The option for the majority was Taiwan, where the leader of the Nationalist enemies of the Communists, Generalissimo Chiang Kai-shek, had escaped to. The Crossing (a two-part film) tells the stories of some of the couples who had to make this voyage. Like Red Cliff it was directed by John Woo, and is a love-action story that offers an extraordinary glimpse into the lives of 1940s China, both rich and poor.
Balzac and the Little Chinese Seamstress (2002) (Film)
The Cultural Revolution (1966-76) was one of the seismic events of modern China. Millions died, were tortured, or driven from their lives as Mao sort to use the population to regain his power following the calamity of his Great Leap Forward, where 40 million-plus died. Adapted from a best-selling book, Balzac and the Little Chinese Seamstress is a semi-autobiographical account of the human cost of the Cultural Revolution.

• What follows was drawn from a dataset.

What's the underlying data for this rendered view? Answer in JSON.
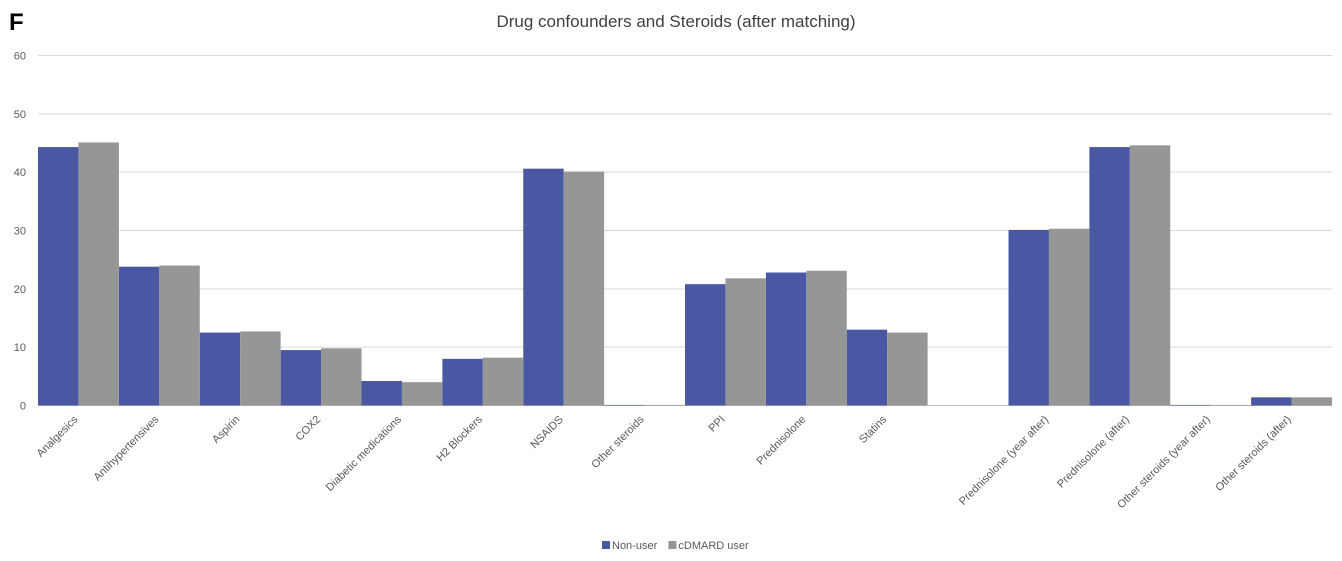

In the film, two “bourgeois'” boys are sent for “re-education” in a remote Sichuan Province village. As they struggle to come to terms with their new lives, they and a beautiful seamstress find solace in reading a hidden collection of banned Western books, their favourite being Balzac’s Ursula Mirouêt. It is, as one reviewer put it, “a coming-of-age story that touches upon the themes of love and intellectual enlightenment… a remarkable study of youthful resilience overcoming adversity”.
(If you want to hear a more factual representation of the period, then the BBC podcast, In Our Time, presented by Melvyn Bragg, has just released an episode. Professors Rana Mitter, Sun Peidong, and Julia Lovell go through the terrors of the time in fascinating detail.)